Тиун поскакал на Москву. Он застал розмысла на постройке особного двора.
Двор ставили за рекою Неглинкою, на расстоянии пищального выстрела от Кремля, на месте, где до того высились хоромы бояр.
Когда Выводков объявил, что сносит усадьбу, возмущённые вотчинники пошли с челобитной к царю.
Иоанн не принял их и передал через Скуратова:
— Сказывал государь послу в иноземщине и вам тое же сказывает: ставится двор для государева прохладу. А волен царь: где похощет дворы и хоромины ставить, тут ставит. От когося государю отделивати?
Василий возводил особный двор по плану, составленному ещё у Замятни и исправленному с помощью Генриха.
Толкавшиеся у постройки ротозеи вначале благосклонно относились к затеям розмысла, но, когда их ослепили переливающиеся на солнце зеркальные глаза львов, они в страхе побежали к митрополичьим покоям.

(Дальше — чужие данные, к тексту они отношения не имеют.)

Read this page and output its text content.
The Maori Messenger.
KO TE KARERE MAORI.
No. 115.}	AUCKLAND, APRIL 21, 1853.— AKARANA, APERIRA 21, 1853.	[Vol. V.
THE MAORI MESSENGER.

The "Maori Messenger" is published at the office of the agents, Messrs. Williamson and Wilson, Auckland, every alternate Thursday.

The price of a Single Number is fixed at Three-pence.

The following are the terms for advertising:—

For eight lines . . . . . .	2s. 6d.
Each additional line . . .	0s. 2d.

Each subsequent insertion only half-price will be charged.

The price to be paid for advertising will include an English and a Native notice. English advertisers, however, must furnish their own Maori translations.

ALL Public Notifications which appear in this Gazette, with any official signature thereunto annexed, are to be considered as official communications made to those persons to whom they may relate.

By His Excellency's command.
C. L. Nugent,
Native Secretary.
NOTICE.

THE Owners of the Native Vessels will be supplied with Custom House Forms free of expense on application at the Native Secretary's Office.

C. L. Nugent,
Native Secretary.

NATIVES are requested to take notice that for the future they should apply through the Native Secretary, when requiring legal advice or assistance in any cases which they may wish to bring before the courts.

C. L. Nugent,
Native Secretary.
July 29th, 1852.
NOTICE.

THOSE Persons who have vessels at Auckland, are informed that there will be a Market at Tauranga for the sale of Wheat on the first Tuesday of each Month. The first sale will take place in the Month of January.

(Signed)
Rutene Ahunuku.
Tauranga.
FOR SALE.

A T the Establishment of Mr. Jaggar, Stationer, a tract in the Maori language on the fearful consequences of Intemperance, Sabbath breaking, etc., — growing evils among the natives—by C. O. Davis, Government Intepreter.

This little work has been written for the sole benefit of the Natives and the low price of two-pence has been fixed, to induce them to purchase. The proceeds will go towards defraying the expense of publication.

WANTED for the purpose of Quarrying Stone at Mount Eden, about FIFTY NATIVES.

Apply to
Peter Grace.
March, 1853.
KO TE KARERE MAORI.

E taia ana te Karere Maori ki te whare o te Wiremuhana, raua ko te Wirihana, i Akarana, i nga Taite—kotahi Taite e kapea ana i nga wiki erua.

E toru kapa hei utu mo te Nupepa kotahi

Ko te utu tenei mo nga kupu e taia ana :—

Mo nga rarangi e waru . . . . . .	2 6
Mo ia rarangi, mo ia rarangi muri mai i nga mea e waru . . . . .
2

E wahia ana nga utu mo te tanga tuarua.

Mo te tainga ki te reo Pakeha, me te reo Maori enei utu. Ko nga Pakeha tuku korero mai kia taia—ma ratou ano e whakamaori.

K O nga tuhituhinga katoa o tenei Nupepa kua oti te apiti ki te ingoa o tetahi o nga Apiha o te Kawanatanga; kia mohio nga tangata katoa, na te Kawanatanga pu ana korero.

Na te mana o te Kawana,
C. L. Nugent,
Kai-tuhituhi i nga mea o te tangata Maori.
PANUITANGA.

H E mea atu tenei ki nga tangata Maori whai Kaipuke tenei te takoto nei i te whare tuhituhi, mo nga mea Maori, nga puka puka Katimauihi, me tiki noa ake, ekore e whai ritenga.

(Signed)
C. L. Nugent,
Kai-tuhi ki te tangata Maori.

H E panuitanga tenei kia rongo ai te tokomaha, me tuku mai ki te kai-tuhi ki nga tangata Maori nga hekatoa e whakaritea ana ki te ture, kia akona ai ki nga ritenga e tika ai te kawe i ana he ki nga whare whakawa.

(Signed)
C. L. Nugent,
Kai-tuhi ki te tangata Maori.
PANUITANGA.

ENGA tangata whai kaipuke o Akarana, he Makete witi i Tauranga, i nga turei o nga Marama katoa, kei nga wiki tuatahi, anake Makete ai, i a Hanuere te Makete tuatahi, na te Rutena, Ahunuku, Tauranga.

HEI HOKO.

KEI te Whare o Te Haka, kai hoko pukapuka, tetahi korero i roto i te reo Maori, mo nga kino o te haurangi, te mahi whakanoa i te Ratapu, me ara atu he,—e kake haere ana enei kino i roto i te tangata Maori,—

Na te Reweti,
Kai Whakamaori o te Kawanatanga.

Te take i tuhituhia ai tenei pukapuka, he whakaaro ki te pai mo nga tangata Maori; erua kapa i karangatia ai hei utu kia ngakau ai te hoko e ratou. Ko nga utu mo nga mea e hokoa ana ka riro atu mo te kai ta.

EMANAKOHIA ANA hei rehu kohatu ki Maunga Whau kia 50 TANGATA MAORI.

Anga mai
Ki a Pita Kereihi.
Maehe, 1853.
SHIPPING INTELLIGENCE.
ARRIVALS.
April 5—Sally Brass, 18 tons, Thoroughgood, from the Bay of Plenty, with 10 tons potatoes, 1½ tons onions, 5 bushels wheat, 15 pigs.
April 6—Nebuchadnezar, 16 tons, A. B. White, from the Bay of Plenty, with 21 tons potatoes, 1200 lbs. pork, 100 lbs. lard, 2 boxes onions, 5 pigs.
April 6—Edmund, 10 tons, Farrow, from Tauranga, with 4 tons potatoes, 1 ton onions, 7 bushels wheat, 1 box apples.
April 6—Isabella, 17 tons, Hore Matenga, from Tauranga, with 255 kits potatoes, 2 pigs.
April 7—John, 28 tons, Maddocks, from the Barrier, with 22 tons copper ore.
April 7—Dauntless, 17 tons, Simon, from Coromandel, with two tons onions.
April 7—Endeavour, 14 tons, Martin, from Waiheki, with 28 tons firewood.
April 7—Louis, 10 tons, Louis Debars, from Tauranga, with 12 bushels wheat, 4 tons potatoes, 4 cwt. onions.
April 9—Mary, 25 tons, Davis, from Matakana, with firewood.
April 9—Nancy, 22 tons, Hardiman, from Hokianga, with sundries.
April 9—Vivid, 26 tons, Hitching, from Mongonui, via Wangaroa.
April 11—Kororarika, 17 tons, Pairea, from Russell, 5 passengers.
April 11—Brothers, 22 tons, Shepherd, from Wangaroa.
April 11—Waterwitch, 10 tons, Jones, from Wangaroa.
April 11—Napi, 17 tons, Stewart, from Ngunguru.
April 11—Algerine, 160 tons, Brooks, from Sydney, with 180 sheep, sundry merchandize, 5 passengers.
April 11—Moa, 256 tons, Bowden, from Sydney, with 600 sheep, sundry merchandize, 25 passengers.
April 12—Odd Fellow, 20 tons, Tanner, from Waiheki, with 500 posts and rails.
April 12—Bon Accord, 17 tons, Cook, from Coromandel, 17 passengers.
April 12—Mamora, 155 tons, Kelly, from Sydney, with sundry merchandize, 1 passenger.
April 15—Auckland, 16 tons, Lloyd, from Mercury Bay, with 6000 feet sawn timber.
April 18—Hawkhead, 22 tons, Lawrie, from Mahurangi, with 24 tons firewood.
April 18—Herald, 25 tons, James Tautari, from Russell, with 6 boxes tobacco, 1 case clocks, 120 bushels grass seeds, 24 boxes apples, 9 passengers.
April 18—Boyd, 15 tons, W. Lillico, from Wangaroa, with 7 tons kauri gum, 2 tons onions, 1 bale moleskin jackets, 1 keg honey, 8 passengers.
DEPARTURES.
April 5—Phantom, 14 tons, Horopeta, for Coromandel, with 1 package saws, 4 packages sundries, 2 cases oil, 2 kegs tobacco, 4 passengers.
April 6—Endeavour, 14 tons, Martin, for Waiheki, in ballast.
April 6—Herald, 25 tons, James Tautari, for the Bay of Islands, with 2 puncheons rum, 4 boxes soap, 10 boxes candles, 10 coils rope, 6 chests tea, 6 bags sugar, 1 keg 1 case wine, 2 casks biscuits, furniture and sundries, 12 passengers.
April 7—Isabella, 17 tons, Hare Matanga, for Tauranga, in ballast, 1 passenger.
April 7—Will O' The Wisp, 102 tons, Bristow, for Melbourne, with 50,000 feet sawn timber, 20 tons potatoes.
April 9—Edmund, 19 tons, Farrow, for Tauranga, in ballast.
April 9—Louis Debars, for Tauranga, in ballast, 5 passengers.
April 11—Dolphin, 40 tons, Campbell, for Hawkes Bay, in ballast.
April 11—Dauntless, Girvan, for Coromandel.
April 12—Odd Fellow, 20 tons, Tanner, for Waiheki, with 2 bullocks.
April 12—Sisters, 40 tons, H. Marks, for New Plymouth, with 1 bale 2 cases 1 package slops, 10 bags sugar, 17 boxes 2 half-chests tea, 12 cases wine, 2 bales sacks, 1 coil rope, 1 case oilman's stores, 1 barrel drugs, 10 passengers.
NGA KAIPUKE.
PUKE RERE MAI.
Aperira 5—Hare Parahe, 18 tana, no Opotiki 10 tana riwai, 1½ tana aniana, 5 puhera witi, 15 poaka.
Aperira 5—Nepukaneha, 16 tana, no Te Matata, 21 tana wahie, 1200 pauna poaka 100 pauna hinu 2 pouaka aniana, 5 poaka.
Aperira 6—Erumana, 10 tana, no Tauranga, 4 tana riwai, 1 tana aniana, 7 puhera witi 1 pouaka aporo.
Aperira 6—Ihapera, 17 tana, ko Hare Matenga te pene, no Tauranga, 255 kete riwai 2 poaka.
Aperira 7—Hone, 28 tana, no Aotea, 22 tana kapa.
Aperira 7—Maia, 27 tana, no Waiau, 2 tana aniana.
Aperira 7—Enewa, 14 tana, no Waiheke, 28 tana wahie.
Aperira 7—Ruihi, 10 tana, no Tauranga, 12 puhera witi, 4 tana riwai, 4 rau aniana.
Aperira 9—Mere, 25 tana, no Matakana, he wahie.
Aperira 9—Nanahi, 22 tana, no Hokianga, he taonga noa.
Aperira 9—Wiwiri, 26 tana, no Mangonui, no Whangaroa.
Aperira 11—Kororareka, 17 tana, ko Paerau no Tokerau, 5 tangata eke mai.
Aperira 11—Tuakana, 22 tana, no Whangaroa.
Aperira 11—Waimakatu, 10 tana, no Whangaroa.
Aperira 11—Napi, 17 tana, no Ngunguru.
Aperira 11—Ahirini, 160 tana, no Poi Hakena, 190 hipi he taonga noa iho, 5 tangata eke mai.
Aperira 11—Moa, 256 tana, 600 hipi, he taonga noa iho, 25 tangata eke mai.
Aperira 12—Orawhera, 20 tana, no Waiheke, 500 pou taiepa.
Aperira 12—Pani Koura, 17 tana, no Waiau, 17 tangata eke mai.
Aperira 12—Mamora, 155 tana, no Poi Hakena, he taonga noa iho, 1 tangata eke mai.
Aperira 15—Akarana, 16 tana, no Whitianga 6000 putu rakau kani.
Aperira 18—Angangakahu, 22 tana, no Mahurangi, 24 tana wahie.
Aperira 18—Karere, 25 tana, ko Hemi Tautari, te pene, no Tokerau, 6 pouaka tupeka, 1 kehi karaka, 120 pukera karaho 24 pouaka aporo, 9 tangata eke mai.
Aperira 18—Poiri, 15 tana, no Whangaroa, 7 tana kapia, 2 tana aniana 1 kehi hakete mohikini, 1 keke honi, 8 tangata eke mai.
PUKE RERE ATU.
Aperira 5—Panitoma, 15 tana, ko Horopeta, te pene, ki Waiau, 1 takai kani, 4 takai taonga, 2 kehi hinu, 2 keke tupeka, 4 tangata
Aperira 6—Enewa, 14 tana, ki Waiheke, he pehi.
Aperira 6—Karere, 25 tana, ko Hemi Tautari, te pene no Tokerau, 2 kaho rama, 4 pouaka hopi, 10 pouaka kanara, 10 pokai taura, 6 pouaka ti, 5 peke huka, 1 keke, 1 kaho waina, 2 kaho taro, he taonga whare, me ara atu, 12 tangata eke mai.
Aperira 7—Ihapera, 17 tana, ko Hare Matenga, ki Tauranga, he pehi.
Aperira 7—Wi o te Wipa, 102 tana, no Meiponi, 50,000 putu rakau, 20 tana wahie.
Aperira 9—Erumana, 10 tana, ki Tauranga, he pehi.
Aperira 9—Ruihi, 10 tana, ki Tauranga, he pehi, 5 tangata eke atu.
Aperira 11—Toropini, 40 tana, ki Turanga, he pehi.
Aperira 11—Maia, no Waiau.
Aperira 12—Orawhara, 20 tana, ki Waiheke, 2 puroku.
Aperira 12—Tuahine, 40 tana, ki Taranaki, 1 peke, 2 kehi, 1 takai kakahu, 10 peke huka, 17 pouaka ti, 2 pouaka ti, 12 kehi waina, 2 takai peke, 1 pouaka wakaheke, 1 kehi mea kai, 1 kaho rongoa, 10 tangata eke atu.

— Стрелы сатанинские мечет тот выдумщик! Защити крестом нас, многомилостивый владыко.
Филипп вышел к народу и благословил его.
— Дал яз, чада мои, обетованье царю не вступаться в опришнину. Како творят, тако смиренно претерпевайте.
И, не сдерживаясь:
— Бог зрит неправду и всем воздаст по делом.
Он торопливо ушёл, чтобы не сказать большего. Его натура возмущалась и требовала открытого обличения царёвых дел. Но до поры до времени митрополит терпел, втайне оплакивая своих братьев по высокому роду, бояр, и проклинал ненавистных опричников.
Зеваки, ограждённые от скверны митрополичьим крестом, продолжали ходить вокруг особного двора и исподтишка поглядывать на розмыслово умельство.
Один из львов, с раздавшейся пастью и свирепым взглядом, по плану Выводкова был поставлен лицом к земщине, а другой, умильно сморщившись, глядел на двор. Чёрный орёл с распростёртыми крыльями, укреплённый между львами, казалось, готов был сорваться с жерди и ринуться в смертный бой с земщиной.
Для доступа солнца и воздуха на протяжении хором и клети стена была понижена на шесть пядей.
Перед хоромами был поставлен погреб, полный больших кругов воска. Особную площадь царя засыпали в локоть вышины белоснежным песком.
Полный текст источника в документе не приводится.